File Upload Vulnerabilities

Requirement

In order to get the best experience learning this Vulnerability, you should have basic knowledge in how to build an upload function using HTML


Learn it here: W3Schoolds - PHP file upload

If you have learned this vulnerability before, why not going to solve my challenges here?

What is File Upload Vulnerabiliy?

In this module, you'll learn how simple file upload functions can be used as a powerful vector for a number of high-severity attacks. File upload vulnerabilities are when a web server allows users to upload files to its filesystem without sufficiently validating things like their name, type, contents, or size. Failing to properly enforce restrictions on these could mean that even a basic image upload function can be used to upload arbitrary and potentially dangerous files instead. This could even include server-side script files that enable remote code execution. In some cases, the act of uploading the file is in itself enough to cause damage.

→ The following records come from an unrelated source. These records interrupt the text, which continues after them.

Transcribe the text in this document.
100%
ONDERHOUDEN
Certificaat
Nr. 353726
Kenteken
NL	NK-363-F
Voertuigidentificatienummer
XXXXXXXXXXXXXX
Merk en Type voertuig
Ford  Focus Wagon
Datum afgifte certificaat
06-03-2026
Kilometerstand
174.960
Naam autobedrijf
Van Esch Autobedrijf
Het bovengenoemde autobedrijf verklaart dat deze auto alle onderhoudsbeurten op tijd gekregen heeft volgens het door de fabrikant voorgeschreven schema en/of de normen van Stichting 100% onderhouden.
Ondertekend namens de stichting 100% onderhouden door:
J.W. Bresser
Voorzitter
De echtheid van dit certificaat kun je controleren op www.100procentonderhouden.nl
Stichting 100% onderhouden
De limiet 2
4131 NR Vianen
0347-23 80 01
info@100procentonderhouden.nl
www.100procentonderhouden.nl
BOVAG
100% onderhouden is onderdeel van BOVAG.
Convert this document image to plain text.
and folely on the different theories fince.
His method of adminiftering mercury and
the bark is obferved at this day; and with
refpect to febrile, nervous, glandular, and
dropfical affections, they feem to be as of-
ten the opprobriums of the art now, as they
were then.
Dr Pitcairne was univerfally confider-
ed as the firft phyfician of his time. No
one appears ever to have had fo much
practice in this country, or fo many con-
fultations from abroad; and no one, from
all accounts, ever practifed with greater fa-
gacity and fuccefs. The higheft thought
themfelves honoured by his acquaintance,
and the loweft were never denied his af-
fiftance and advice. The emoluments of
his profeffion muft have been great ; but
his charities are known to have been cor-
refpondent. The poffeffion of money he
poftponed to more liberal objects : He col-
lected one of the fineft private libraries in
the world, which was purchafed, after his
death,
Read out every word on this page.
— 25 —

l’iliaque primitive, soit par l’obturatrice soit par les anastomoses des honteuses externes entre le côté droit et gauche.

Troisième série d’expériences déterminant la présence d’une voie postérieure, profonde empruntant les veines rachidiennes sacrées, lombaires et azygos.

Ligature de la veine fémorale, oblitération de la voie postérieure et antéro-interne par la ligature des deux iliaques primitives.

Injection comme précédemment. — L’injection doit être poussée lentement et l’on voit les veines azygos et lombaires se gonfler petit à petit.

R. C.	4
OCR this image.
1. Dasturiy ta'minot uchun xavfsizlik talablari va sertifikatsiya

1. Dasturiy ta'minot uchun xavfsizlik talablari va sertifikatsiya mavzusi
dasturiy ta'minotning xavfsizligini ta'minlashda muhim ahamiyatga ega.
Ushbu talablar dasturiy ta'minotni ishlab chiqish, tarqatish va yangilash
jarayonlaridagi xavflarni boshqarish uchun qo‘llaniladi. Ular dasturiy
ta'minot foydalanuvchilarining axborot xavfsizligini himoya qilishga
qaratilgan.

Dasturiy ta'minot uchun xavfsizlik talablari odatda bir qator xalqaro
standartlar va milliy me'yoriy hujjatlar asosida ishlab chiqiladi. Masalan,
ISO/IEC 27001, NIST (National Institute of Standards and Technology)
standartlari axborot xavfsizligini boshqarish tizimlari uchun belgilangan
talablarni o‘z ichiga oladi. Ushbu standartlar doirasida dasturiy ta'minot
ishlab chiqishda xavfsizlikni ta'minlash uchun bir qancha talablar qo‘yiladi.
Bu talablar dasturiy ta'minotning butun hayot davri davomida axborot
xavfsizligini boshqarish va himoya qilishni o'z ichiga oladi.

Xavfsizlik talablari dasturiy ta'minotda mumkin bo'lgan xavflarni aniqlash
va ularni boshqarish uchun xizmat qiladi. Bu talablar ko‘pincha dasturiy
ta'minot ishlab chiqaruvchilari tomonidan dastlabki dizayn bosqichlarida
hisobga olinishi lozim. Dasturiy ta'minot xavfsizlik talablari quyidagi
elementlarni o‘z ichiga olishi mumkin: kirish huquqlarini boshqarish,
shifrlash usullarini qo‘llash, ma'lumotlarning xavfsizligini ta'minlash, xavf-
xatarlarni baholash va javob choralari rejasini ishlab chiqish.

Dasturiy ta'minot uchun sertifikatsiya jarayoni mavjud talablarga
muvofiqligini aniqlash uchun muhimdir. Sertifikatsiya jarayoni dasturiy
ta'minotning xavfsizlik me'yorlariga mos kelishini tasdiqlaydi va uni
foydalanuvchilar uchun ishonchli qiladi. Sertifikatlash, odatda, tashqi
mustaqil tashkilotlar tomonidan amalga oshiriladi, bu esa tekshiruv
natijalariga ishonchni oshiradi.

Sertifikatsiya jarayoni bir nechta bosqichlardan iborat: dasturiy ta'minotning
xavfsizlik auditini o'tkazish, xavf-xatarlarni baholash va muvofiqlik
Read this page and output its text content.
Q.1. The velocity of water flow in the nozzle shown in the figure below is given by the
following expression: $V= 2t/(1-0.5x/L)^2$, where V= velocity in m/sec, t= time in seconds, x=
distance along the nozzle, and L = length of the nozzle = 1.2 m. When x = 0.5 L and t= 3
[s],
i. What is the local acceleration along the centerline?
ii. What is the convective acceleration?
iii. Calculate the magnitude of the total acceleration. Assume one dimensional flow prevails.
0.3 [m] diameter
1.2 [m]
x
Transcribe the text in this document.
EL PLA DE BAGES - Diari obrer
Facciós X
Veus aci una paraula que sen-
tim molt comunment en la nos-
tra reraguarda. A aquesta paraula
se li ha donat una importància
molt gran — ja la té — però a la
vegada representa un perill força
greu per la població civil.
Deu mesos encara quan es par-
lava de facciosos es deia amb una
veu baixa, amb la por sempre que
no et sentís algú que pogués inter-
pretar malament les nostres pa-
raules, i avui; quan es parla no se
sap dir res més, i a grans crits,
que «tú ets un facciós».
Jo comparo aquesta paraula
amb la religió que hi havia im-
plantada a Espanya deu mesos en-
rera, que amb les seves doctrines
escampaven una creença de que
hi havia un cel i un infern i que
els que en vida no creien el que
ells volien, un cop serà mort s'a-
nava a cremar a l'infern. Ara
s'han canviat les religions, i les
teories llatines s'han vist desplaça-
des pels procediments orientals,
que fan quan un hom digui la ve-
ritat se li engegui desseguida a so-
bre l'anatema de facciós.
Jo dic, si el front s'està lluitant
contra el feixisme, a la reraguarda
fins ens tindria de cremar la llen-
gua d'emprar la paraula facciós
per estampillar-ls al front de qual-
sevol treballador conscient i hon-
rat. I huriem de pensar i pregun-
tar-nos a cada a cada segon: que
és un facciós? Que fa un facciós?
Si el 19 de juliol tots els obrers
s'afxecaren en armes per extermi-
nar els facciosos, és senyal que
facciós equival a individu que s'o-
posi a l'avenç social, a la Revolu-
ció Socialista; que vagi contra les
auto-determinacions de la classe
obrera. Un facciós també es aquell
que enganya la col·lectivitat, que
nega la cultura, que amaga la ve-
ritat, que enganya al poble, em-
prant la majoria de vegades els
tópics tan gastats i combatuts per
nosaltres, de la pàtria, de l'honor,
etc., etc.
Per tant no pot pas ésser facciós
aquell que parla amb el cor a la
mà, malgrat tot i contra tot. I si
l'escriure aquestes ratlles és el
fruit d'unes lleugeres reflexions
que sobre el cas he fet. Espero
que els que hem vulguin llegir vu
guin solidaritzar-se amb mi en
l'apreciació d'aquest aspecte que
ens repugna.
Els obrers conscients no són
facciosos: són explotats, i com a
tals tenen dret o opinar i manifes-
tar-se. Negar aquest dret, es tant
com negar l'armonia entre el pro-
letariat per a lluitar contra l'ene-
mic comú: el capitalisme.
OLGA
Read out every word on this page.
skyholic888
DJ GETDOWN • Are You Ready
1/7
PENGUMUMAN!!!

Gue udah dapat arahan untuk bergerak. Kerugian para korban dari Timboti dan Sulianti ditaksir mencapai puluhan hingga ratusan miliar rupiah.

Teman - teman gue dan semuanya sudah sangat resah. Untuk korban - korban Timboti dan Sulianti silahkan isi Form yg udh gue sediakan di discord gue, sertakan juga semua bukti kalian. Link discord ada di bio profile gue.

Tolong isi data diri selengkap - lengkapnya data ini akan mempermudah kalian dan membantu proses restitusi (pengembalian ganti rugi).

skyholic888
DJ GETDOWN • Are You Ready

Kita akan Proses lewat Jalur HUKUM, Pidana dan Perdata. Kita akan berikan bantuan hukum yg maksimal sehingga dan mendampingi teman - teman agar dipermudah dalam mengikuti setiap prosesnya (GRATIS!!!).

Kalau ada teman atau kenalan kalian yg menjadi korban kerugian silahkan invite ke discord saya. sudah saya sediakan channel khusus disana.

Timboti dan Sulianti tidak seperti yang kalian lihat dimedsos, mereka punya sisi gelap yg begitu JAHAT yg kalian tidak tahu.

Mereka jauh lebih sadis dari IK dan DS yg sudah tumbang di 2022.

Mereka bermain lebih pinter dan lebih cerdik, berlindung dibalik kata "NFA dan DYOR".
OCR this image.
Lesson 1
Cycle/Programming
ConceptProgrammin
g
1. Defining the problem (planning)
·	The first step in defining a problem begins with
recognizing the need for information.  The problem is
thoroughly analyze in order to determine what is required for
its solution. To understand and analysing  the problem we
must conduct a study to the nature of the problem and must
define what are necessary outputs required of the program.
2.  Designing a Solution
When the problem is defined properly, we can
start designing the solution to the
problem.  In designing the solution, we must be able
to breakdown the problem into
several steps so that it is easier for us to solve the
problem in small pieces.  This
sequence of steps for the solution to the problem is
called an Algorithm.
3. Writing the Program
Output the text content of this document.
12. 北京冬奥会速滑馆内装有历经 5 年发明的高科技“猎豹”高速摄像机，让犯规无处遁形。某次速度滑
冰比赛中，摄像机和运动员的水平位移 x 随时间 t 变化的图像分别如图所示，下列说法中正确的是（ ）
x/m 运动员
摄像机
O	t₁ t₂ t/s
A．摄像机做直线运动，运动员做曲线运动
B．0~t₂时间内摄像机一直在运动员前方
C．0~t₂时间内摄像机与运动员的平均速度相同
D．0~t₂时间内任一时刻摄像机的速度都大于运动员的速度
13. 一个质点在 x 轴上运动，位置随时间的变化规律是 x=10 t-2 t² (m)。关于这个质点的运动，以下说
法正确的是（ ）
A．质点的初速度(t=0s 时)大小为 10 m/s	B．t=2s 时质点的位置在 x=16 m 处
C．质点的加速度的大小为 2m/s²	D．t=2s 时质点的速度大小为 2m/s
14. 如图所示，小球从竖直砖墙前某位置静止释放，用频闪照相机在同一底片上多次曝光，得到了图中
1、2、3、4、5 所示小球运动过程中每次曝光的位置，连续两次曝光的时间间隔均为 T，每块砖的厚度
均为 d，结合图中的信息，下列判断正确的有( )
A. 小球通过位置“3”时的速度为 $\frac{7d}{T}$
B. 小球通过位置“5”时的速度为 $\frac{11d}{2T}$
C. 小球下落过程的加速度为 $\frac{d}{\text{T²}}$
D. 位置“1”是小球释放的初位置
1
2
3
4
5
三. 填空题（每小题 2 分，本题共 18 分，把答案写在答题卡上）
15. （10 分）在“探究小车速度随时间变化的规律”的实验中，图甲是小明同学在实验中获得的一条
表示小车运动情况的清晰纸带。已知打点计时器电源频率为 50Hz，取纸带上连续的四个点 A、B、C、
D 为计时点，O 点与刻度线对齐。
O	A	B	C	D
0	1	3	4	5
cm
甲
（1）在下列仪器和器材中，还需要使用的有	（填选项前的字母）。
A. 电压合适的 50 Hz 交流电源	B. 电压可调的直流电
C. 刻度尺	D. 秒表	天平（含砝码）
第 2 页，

What is the impact of file upload vulnerabilities

The impact of file upload vulnerabilities generally depends on two key factors:

• Which aspect of the file the website fails to validate properly, whether that be its size, type, contents, and so on.
• What restrictions are imposed on the file once it has been successfully uploaded.

In the worst case scenario, the file's type isn't validated properly, and the server configuration allows certain types of file (such as .php) to be executed as code. In this case, an attacker could potentially upload a server-side web shell, effectively granting them full control over the server.

More details, the Untrusted Data in this module is exactly the files uploaded by users
So, this will come to the next question: "How do file upload vulnerabilities arise?"

How do file upload vulnerabilities arise?

In this module, you'll learn how simple file upload functions can be used as a powerful vector for a number of high-severity attacks. File upload vulnerabilities are when a web server allows users to upload files to its filesystem without sufficiently validating things like their name, type, contents, or size. Failing to properly enforce restrictions on these could mean that even a basic image upload function can be used to upload arbitrary and potentially dangerous files instead. This could even include server-side script files that enable remote code execution. In some cases, the act of uploading the file is in itself enough to cause damage.

So.. How do web servers handle requests for static files?

Before we look at how to exploit file upload vulnerabilities, it's important that you have a basic understanding of how servers handle requests for static files

• If this file type is non-executable, such as an image or a static HTML page, the server may just send the file's contents to the client in an HTTP response.
• If the file type is executable, such as a PHP file, and the server is configured to execute files of this type, it will assign variables based on the headers and parameters in the HTTP request before running the script. The resulting output may then be sent to the client in an HTTP response.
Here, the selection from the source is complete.